Well, back to the incident with my Mother, many years ago. My daughter was a toddler, new to walking. One day, when my daughter had tripped and fallen, my Mother said, “Oh, you’re so clumsy!” she may have said it “cutely” but the words burned for me. I promptly spoke up to the attentive grandmother and requested she not label my daughter as “clumsy.”
My mother retorted, “Well, I called you that too, and probably my mother called me that as well!” I replied, “Yes, Mom, I know you said that to me, but the buck stops here. This kind of labeling gets a child stuck and limits her. Keep telling a little one she is clumsy, she’ll begin to believe it and not move into the world with confidence.”
I don’t know if those were my exact words, but it was the essence of my narrative that day, almost 35 years ago. Point is, words and labels get passed down from generation to generation and can impart a negative emotional load on an individual into adulthood.

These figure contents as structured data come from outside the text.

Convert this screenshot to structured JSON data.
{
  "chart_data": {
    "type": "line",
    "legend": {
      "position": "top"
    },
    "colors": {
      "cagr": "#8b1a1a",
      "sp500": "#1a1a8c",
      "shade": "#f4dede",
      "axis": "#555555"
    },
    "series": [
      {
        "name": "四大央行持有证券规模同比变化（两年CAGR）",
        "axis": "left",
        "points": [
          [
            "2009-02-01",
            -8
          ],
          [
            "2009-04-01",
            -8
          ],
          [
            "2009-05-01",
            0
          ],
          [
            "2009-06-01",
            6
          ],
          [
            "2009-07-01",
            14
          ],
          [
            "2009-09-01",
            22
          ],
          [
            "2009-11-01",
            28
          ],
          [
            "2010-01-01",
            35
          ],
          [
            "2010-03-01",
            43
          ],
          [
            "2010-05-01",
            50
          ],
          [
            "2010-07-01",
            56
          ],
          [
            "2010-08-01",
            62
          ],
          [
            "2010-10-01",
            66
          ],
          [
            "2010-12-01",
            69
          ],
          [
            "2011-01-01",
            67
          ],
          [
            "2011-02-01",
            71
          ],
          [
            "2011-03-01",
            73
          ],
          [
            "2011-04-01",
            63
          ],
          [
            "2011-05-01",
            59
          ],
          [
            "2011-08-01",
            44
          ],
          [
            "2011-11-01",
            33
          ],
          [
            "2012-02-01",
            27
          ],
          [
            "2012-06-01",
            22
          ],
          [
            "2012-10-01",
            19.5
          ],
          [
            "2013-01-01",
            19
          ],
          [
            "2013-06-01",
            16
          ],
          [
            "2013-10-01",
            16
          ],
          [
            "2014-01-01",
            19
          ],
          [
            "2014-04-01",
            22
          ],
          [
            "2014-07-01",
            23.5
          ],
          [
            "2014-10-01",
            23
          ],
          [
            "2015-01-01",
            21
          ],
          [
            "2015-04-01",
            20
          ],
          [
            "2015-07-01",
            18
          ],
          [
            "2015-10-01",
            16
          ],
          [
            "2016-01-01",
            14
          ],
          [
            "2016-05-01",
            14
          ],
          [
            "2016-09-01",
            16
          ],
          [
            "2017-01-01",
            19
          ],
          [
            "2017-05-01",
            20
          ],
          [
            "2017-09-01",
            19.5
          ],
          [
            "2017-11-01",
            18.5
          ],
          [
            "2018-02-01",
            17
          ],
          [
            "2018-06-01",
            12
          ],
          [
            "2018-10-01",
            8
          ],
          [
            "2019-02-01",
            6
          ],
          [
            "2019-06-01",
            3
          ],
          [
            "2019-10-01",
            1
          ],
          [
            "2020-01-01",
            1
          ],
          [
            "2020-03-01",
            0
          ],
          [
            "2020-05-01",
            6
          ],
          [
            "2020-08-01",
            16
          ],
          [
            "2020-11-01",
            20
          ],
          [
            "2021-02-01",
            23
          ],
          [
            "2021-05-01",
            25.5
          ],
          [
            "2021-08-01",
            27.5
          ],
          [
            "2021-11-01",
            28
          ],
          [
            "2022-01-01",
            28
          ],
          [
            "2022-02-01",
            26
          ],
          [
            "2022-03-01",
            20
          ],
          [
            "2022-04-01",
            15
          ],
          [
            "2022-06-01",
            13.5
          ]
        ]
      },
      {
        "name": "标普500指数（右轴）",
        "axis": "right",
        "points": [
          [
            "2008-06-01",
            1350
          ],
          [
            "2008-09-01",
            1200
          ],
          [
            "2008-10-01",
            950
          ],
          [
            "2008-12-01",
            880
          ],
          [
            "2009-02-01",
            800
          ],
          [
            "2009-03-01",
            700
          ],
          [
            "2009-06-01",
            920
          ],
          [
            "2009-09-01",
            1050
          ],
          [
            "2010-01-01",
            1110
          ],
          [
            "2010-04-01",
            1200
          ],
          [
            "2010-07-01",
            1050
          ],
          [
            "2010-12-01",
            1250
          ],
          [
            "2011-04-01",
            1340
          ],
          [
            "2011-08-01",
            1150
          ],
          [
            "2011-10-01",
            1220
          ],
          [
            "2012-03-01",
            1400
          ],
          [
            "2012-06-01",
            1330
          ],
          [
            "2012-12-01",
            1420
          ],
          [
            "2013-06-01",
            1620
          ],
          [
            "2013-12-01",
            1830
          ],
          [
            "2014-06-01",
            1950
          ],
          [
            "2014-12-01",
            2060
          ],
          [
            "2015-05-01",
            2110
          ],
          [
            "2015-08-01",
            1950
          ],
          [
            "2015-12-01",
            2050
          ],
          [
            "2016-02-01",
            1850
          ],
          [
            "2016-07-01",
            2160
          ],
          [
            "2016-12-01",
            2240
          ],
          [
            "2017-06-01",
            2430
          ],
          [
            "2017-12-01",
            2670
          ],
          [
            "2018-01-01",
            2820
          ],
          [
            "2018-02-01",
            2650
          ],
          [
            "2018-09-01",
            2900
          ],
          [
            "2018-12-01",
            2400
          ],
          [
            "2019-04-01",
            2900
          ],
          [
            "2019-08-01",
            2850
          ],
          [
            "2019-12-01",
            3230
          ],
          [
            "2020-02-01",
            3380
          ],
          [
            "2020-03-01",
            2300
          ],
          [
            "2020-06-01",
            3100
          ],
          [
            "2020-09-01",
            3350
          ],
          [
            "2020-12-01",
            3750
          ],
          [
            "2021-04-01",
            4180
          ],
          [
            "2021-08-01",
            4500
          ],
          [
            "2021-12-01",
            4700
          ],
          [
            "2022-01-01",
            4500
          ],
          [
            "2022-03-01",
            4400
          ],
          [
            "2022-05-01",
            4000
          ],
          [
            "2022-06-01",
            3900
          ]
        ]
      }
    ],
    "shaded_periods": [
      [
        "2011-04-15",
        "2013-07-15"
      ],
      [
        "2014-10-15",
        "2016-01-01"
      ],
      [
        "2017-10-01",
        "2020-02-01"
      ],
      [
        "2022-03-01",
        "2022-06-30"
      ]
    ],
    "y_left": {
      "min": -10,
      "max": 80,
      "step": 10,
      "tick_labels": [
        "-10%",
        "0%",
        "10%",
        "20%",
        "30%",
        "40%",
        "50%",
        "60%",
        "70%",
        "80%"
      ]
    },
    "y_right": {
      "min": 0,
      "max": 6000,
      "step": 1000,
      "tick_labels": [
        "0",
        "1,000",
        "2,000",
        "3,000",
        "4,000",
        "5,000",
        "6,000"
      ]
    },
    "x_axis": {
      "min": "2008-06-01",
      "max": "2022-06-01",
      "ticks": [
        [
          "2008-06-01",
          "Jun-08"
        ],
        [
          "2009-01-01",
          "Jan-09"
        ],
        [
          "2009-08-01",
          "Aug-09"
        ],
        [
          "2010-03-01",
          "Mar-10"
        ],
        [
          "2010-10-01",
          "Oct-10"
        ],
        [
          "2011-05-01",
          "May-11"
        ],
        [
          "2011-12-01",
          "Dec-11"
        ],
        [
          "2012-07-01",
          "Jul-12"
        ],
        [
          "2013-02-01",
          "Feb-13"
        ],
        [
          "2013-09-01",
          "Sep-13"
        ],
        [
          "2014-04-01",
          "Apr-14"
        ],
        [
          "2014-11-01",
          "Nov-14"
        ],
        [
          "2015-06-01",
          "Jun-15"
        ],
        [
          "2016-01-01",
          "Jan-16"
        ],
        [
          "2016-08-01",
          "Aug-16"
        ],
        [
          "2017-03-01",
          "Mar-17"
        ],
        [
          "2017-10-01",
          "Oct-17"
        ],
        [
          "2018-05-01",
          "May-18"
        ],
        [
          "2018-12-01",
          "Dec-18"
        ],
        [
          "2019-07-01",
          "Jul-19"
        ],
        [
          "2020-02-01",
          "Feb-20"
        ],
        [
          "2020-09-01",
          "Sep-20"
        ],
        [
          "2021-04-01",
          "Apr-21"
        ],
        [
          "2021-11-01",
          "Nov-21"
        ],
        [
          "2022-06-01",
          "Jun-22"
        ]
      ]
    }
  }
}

We need to reflect on the words we use, unconscious of their possible consequences. Do our words have a long history in our family of origin? Are they derogatory, hurtful, limiting, in any way? Are they creating self-fulfilling prophecies? If we call a child stupid, lazy, spoiled, clumsy, and so on, repeatedly, a child can then internalize those labels and eventually create a negative self-image.
This is not to say that the child does not need discipline, boundaries, and firm guidance. Yes, behaviors need correction.
What has prompted my reflection on the theme of words and labels passed from one generation to the next is that the little toddler who fell in the story is now going to have a baby daughter herself. And she is a rock climber among other things!
So how will I, as a grandmother, and my daughter, as a mother, learn to edit out whatever vestiges of family history that are limiting? What other words, besides “clumsy,” need to be stricken from the “label” train that rides that tired—yet untrue—track of family mythology? This is a question for all parents and grandparents.